ÇÜRÜK MEYVELER

“İyiliğin Gizliliği Ne Kadar?” başlığıyla 18 Ocak 2022 tarihinde yazdığım yazıda yaptığımız iyiliklerin beklentisiz ve gizli olması gerektiğinden bahsetmiştim. Yine o yazımda, “Şimdi bazılarınız şunu diyecek: Karşılık beklemeden o kadar çok iyilik yapıyorum ama çok suiistimal ediliyor, acaba yanlış kişilere mi iyilik yaptım ya da yapıyorum?” demiş ve bu konuya zamanı gelince değineceğimi yazmıştım. Bugünkü yazımda işte bu sorulara yanıt bulmaya çalışacağız.
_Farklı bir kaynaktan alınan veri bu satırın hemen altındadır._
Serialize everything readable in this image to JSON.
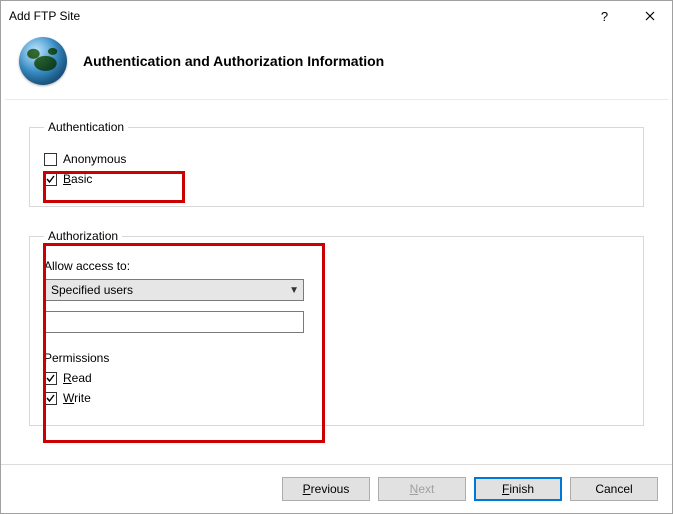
{
  "window": {
    "title": "Add FTP Site"
  },
  "header": {
    "heading": "Authentication and Authorization Information"
  },
  "authentication": {
    "legend": "Authentication",
    "anonymous": {
      "label_pre": "A",
      "label_rest": "nonymous",
      "checked": false
    },
    "basic": {
      "label_pre": "B",
      "label_rest": "asic",
      "checked": true
    }
  },
  "authorization": {
    "legend": "Authorization",
    "allow_label": "Allow access to:",
    "select_value": "Specified users",
    "input_value": "",
    "permissions_label": "Permissions",
    "read": {
      "label_pre": "R",
      "label_rest": "ead",
      "checked": true
    },
    "write": {
      "label_pre": "W",
      "label_rest": "rite",
      "checked": true
    }
  },
  "buttons": {
    "previous_pre": "P",
    "previous_rest": "revious",
    "next_pre": "N",
    "next_rest": "ext",
    "finish_pre": "F",
    "finish_rest": "inish",
    "cancel": "Cancel"
  }
}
Yaptığınız her iyiliğin ve iyi niyetinizin sıkça suiistimal edilmesi hatta bunu beklentisiz yapmış olmanıza rağmen kötü davranış ve sözlere maruz kalmanız size “Yanlış kişilere mi iyilik yapıyorum?” sorusunu sordurabilir. Ama endişelenmeyin, siz yanlış değilsiniz, sizi kullananlar yanlış kişiler; yanlış da demek istemiyorum; ruhunu geliştirmek istemeyen insanlar. Ben artık insanları iyi ve kötü kavramlarıyla değil de ruhunu geliştirmek isteyen ve istemeyen olarak tanımlıyorum. Yazılarımda da onlardan bu şekilde bahsedeceğim.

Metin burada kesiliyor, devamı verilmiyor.